Thirdly, when it comes to the environment, the nature of ecological cycles means that timescales can have a significant bearing on the evidence produced by scientific studies. The 10-year results from a York University study on moorland management demonstrate this clearly and emphasise our concerns about some of the socio-politically motivated information that exists around the role of management in our uplands. Management has become a dirty word and rewilding the new buzz word. Yet to date there is little evidence that rewilding can deliver the same level of goods and services as existing upland land uses.

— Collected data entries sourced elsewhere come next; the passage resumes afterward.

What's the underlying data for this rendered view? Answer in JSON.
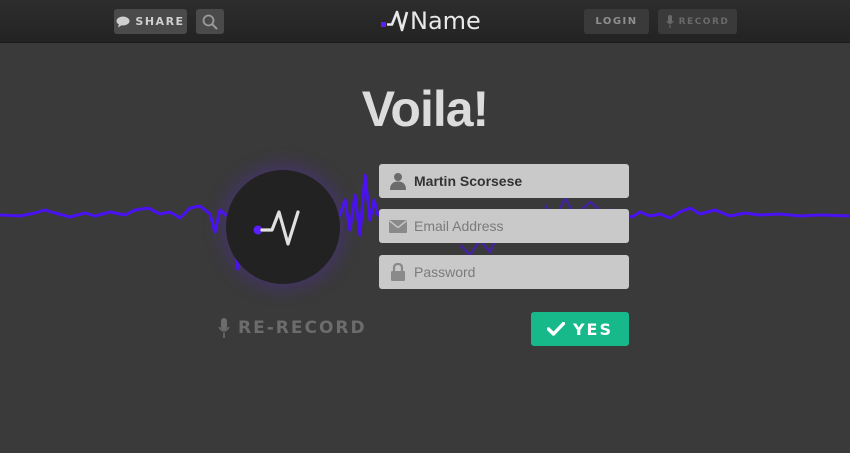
{
  "header": {
    "share_label": "SHARE",
    "login_label": "LOGIN",
    "record_label": "RECORD",
    "logo_text": "Name",
    "logo_accent_color": "#5b1fff"
  },
  "main": {
    "title": "Voila!",
    "form": {
      "name_value": "Martin Scorsese",
      "email_placeholder": "Email Address",
      "password_placeholder": "Password"
    },
    "rerecord_label": "RE-RECORD",
    "yes_label": "YES"
  },
  "colors": {
    "waveform": "#4a12f0",
    "confirm": "#17b98a",
    "background": "#3a3a3a"
  },
  "icons": [
    "chat-bubble-icon",
    "search-icon",
    "microphone-icon",
    "user-icon",
    "envelope-icon",
    "lock-icon",
    "checkmark-icon",
    "logo-mark-icon"
  ]
}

For example, back in January we hosted a wildfire workshop to which we invited a range of stakeholders from academics and the fire service to officials from Defra and the Climate Change Committee. The workshop concluded that action was needed now to manage fuel loads and identify risk, a message which was reflected in the recent Climate Change Committee’s Progress report to Government. In the uplands, vegetation management is particularly important given the risks that wildfire poses to carbon stores and biodiversity.

Finally, there is the question of the role of Citizen Science. There is no doubt that this will play an important role in monitoring aspects of policy but the results need to be seen in context and the approach needs to follow good practice (see for example guide-to-citizen-science).

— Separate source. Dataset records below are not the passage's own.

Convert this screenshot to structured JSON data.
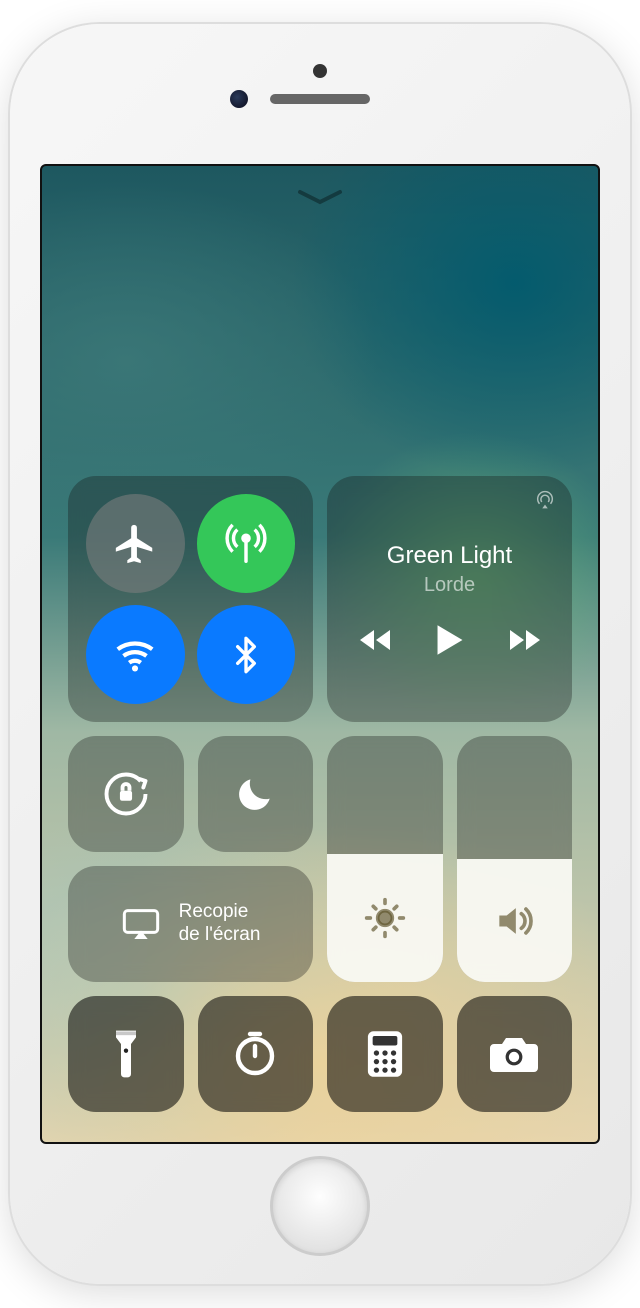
{
  "connectivity": {
    "airplane": {
      "on": false
    },
    "cellular": {
      "on": true
    },
    "wifi": {
      "on": true
    },
    "bluetooth": {
      "on": true
    }
  },
  "music": {
    "title": "Green Light",
    "artist": "Lorde"
  },
  "screen_mirroring": {
    "label": "Recopie\nde l'écran"
  },
  "sliders": {
    "brightness_percent": 52,
    "volume_percent": 50
  },
  "shortcuts": {
    "flashlight": "flashlight",
    "timer": "timer",
    "calculator": "calculator",
    "camera": "camera"
  }
}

There are a number of excellent initiatives in this field aimed at all levels of interaction from the Garden BirdWatch to working alongside ecologists at the Centre for Ecology and Hydrology or the British Ecological Society. The GWCT has also led a number of citizen science initiatives such as the Partridge Count Scheme (which has its 90th birthday this year) and the Big Farmland Bird Count. These are vital in demonstrating the conservation work done by land managers as well as providing feedback to those involved on what is working and what is not.

Science is key but it is important that the resulting evidence is correctly assessed in terms of quality and robustness so that its application is appropriate and proportionate.